Rimango molto affascinata dal modo di fare di questa donna, così diverso da ciò che spesso sono abituata a vedere in altre donne, che non si mette particolarmente in mostra e che non necessita di molte parole per esprimere ciò che è.

Finito il pranzo e finiti i racconti di Luigi, recupero dalla dispensa due candeline che formano il numero 50 e le metto sulla torta. Luigi sfoggia invece una vecchia Nikon a rullino, dicendo che nonostante esistano i cellulari e malgrado i costi delle pellicole siano ormai altissimi, solo così i ricordi rimarranno per sempre.

Porgo la torta con le candeline alla coppia, prima di spegnerle si abbracciano emozionati e poi soffiano insieme.


In quel momento mi sembra di vedere una coppia di fidanzatini adolescenti: dolci e con l’animo ancora vivace. È chiaro che quel 50 non è un peso, ma è un numero leggero che fa semplicemente parte della loro vita, rivela nei loro sguardi e nel loro abbraccio un amore ancora intenso e profondo, che va oltre a qualsiasi futilità della vita.

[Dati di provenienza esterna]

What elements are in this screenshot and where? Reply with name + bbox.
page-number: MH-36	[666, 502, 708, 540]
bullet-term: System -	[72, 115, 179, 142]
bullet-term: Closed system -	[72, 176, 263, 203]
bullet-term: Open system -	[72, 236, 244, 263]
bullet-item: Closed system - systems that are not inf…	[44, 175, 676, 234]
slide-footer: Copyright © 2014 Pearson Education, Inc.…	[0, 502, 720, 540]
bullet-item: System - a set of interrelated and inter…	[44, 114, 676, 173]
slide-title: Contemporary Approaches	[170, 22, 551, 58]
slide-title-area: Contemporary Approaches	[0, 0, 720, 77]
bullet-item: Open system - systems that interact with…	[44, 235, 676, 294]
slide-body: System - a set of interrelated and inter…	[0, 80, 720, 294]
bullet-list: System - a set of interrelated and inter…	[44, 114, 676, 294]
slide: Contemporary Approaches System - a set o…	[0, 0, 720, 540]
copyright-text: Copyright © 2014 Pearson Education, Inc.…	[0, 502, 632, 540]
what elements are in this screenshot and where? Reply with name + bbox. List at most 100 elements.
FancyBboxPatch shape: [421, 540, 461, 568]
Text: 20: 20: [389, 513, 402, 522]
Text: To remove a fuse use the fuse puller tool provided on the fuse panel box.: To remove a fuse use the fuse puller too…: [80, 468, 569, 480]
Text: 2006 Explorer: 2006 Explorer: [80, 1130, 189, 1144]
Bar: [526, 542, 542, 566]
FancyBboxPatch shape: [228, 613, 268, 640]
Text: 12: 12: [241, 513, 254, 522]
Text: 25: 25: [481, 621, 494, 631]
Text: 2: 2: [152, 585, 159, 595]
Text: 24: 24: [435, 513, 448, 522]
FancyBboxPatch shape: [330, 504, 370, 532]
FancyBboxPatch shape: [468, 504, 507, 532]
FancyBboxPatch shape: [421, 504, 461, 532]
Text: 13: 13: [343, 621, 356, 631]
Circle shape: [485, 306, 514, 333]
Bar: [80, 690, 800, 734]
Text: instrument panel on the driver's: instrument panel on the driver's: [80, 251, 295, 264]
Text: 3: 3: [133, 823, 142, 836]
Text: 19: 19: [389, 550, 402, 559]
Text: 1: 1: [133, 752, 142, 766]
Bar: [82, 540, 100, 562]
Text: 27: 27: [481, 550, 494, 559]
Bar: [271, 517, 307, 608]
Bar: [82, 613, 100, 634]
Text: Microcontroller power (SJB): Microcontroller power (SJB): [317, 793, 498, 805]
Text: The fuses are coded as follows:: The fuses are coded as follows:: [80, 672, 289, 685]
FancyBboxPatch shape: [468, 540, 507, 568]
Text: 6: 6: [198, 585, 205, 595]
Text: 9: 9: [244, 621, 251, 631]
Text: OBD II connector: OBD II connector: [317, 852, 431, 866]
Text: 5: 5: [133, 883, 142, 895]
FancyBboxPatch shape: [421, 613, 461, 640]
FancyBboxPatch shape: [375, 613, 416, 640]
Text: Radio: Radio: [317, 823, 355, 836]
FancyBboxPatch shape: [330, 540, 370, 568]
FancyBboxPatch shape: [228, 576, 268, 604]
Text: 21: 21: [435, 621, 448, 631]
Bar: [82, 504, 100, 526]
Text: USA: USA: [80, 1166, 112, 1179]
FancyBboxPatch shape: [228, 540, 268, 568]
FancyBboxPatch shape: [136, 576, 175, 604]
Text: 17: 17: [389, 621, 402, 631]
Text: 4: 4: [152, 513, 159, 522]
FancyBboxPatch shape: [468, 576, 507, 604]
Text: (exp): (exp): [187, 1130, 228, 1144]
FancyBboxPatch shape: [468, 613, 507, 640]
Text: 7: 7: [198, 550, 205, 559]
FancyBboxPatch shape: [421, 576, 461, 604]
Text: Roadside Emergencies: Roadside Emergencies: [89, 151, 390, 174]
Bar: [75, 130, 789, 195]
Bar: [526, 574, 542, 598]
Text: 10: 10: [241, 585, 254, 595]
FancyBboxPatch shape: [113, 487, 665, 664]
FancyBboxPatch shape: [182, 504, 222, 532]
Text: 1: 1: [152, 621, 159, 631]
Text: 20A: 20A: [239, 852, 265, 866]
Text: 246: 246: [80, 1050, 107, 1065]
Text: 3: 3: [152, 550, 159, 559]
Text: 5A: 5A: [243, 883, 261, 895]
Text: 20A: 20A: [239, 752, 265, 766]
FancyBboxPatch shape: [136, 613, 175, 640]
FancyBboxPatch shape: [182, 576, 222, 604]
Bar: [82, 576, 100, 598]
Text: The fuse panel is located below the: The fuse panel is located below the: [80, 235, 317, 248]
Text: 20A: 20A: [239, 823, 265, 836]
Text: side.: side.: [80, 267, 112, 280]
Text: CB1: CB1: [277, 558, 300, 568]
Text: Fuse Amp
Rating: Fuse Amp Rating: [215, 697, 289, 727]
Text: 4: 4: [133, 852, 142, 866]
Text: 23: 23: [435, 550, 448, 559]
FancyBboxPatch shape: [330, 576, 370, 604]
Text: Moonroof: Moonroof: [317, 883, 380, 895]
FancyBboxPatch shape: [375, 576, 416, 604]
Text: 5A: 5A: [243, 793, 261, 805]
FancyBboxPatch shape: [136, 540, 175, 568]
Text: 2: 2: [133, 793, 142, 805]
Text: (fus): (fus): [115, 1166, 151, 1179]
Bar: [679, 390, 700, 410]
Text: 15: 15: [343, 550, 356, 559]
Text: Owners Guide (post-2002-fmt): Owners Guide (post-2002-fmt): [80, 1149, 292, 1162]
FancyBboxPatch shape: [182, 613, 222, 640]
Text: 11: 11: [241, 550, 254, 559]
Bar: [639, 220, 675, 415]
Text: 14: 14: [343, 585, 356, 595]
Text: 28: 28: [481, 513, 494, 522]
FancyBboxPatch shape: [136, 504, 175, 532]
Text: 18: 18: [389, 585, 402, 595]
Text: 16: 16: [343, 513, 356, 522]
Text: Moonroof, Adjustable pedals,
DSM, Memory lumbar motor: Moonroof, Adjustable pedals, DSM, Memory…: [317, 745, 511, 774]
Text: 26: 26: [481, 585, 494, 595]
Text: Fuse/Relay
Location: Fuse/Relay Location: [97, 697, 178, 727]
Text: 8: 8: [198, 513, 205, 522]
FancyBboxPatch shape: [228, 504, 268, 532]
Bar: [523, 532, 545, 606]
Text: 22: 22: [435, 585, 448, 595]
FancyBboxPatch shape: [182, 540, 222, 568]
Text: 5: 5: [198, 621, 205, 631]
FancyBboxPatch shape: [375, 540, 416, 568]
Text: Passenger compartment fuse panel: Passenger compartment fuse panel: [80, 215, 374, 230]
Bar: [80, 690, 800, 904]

Un amore che, seppur nato “quando tutto era più difficile”, ha vissuto di momenti veri e concreti, nel bene e nel male, e che ha fatto sì che oggi, dopo cinquant’anni, il loro sguardo curioso e la tenerezza del loro abbraccio siano gli stessi dei due adolescenti che si scrivevano lettere infinite e che facevano chilometri in bici per potersi vedere.

 Io, fredda come l’Islanda, che spesso mi vergogno a mostrare i miei sentimenti, mi volto per tagliare a fette la torta e mi lascio sfuggire qualche lacrima, pensando che forse è vero che una volta le comunicazioni erano più difficili, ma erano sicuramente anche più vere e profonde.